Clinical Diagnostics Arm Grows:
Bio-Rad’s third-quarter Clinical Diagnostics sales were largely driven by a recovery of routine testing, raising optimism. During the quarter, the Diagnostics Group posted growth across its product lines. On a geographic basis, the Diagnostics Group’s currency-neutral year-over-year sales grew double-digits across all regions. A few notable developments undertaken by Bio-Rad in this segment include its collaboration with Seegene in June 2021 and the launch of the PREvalence ddPCR SARS-CoV-2 Wastewater Quantification Kit in the same month.
Strong Solvency:
Bio-Rad exited the third quarter with cash, cash equivalents and short-term investments of $1.34 billion. Meanwhile, total debt (including current maturities) came in at $12.4 million, much lower than the quarter-end cash and cash equivalent as well as investments level, indicating strong solvency. This is good news in terms of the company’s solvency position, at least during the year of economic downturn, implying that the company is holding sufficient cash for debt repayment.
Downsides
Escalating Costs:
Bio-Rad’s operating expenses surged 8.9% in the third quarter compared to the year-ago figure. The year-over-year rise in operating costs is building pressure on the company’s bottom line.
Tough Competitive Pressure:
Bio-Rad operates in a highly competitive environment dominated by firms varying from large multinational corporations with significant resources to start-ups. Also, the competitive and regulatory conditions in the company’s markets limit Bio-Rad’s ability to switch to strategies like price increases and other drivers of cost.
Estimate Trends
Bio-Rad has been witnessing a positive estimate revision trend for the current year. Over the past 90 days, the Zacks Consensus Estimate for its 2021 earnings has moved 7.9% north to $15.33.
The Zacks Consensus Estimate for its 2021 revenues is pegged at $2.90 billion, suggesting 13.7% growth from the year-ago reported number.
Other Key Picks
A few other top-ranked stocks in the broader medical space are
Apollo Endosurgery, Inc.
APEN
,
Cerner Corporation
CERN
and
West Pharmaceutical Services, Inc.
WST
, each carrying a Zacks Rank #2. You can see
the complete list of today’s Zacks #1 Rank (Strong Buy) stocks here.
Apollo Endosurgery has a long-term earnings growth rate of 7%. The company surpassed earnings estimates in the trailing four quarters, delivering a surprise of 25.6%, on average.
Apollo Endosurgery has outperformed its industry over the past year. APEN has gained 130% versus the 9.3% industry growth.

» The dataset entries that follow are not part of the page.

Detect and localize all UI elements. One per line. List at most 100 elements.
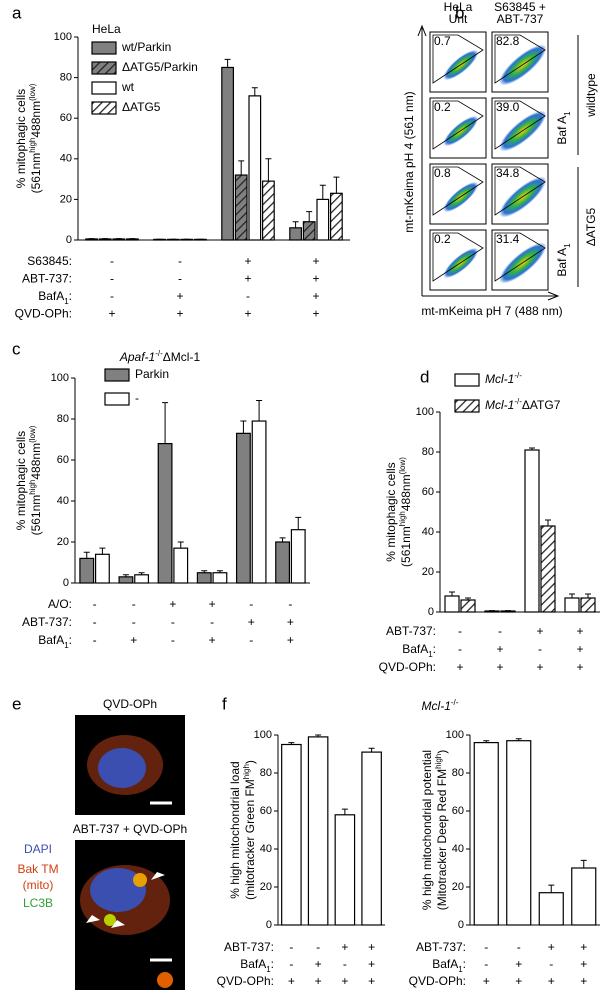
gate-value: 39.0 — [496, 100, 520, 114]
y-tick-label: 80 — [57, 413, 69, 425]
condition-mark: + — [496, 660, 503, 674]
condition-mark: + — [176, 307, 183, 321]
text-part: (561nm — [29, 495, 43, 536]
bar — [85, 238, 99, 241]
error-bar — [580, 859, 587, 868]
puncta — [104, 914, 116, 926]
error-bar — [368, 747, 375, 753]
legend-label: Mcl-1-/-ΔATG7 — [485, 397, 561, 413]
condition-label: QVD-OPh: — [379, 660, 436, 674]
error-bar — [341, 808, 348, 815]
y-label-line: % high mitochondrial potential — [420, 750, 434, 910]
genotype-label: ΔATG5 — [584, 207, 598, 246]
text-part: : — [271, 957, 274, 971]
gate — [432, 100, 484, 150]
y-tick-label: 100 — [416, 406, 434, 418]
bar — [524, 449, 540, 613]
error-bar — [122, 574, 129, 577]
condition-label: ABT-737: — [386, 624, 436, 638]
text-part: 1 — [563, 243, 572, 248]
condition-mark: + — [315, 974, 322, 988]
text-part: high — [242, 764, 251, 779]
condition-mark: - — [178, 254, 182, 268]
text-part: high — [28, 138, 37, 153]
y-label: % mitophagic cells (561nmhigh488nm(low) — [14, 425, 43, 535]
column-header: S63845 + — [494, 0, 546, 14]
text-part: ) — [435, 750, 449, 754]
text-part: high — [398, 511, 407, 526]
y-tick-label: 60 — [260, 805, 272, 817]
condition-mark: - — [210, 615, 214, 629]
condition-mark: + — [515, 957, 522, 971]
text-part: BafA — [240, 957, 266, 971]
condition-label: QVD-OPh: — [217, 974, 274, 988]
bar — [460, 599, 476, 613]
y-label-line: (561nmhigh488nm(low) — [398, 457, 414, 567]
panel-letter: a — [12, 3, 22, 22]
legend-label: ΔATG5/Parkin — [122, 60, 198, 74]
baf-label: Baf A1 — [555, 111, 571, 145]
text-part: -/- — [514, 371, 522, 380]
text-part: Mcl-1 — [485, 398, 514, 412]
text-part: 1 — [266, 965, 271, 974]
condition-mark: + — [456, 660, 463, 674]
condition-mark: - — [246, 289, 250, 303]
gate — [432, 34, 484, 84]
y-tick-label: 20 — [60, 193, 72, 205]
condition-mark: - — [458, 642, 462, 656]
error-bar — [545, 519, 551, 526]
bar — [251, 420, 267, 584]
bar — [125, 238, 139, 241]
error-bar — [177, 541, 184, 549]
text-part: (mitotracker Green FM — [243, 779, 257, 900]
text-part: 488nm — [29, 443, 43, 480]
error-bar — [224, 58, 231, 68]
bar — [302, 221, 316, 241]
nucleus — [98, 748, 146, 788]
y-tick-label: 0 — [266, 919, 272, 931]
text-part: : — [69, 289, 72, 303]
condition-mark: + — [548, 974, 555, 988]
bar — [196, 572, 212, 584]
bar — [275, 541, 291, 584]
error-bar — [83, 551, 90, 559]
condition-mark: + — [368, 940, 375, 954]
text-part: ΔATG7 — [522, 398, 561, 412]
condition-mark: + — [341, 974, 348, 988]
condition-label: QVD-OPh: — [409, 974, 466, 988]
condition-mark: + — [536, 624, 543, 638]
text-part: Baf A — [555, 116, 569, 145]
condition-mark: - — [343, 957, 347, 971]
treatment-label: Baf A1 — [555, 111, 571, 145]
puncta — [133, 873, 147, 887]
y-label-line: (Mitotracker Deep Red FMhigh) — [434, 750, 450, 911]
text-part: -/- — [514, 397, 522, 406]
legend-label: Mcl-1-/- — [485, 371, 522, 387]
text-part: 1 — [563, 111, 572, 116]
legend-swatch — [91, 101, 117, 115]
bar — [571, 867, 597, 926]
condition-mark: - — [249, 597, 253, 611]
chart-title: Apaf-1-/-ΔMcl-1 — [119, 349, 201, 365]
panel-letter: e — [12, 694, 21, 713]
legend-swatch — [91, 41, 117, 55]
condition-mark: - — [178, 272, 182, 286]
y-tick-label: 20 — [452, 881, 464, 893]
baf-label: Baf A1 — [555, 243, 571, 277]
y-label-line: % mitophagic cells — [14, 431, 28, 530]
text-part: BafA — [38, 289, 64, 303]
gate — [432, 166, 484, 216]
bar — [473, 741, 499, 926]
channel-label: DAPI — [24, 842, 52, 856]
condition-mark: + — [244, 307, 251, 321]
bar — [94, 553, 110, 584]
condition-mark: - — [549, 957, 553, 971]
condition-mark: + — [580, 940, 587, 954]
error-bar — [240, 420, 247, 434]
text-part: ) — [243, 760, 257, 764]
error-bar — [529, 447, 535, 450]
y-tick-label: 0 — [458, 919, 464, 931]
error-bar — [585, 593, 591, 598]
condition-mark: + — [576, 660, 583, 674]
y-tick-label: 80 — [260, 767, 272, 779]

Cerner has a long-term earnings growth rate of 13.3%. The company surpassed earnings estimates in the trailing three quarters and was in line in one, delivering a surprise of 3.2%, on average.
Cerner has outperformed its industry over the past year. CERN has gained 17.6% versus the 39% industry decline.
West Pharmaceutical has a long-term earnings growth rate of 27.6%. The company surpassed earnings estimates in the trailing four quarters, delivering an average surprise of 29.4%.
West Pharmaceutical has outperformed its industry over the past year. WST has rallied 67.3% versus the industry’s 15.7% rise.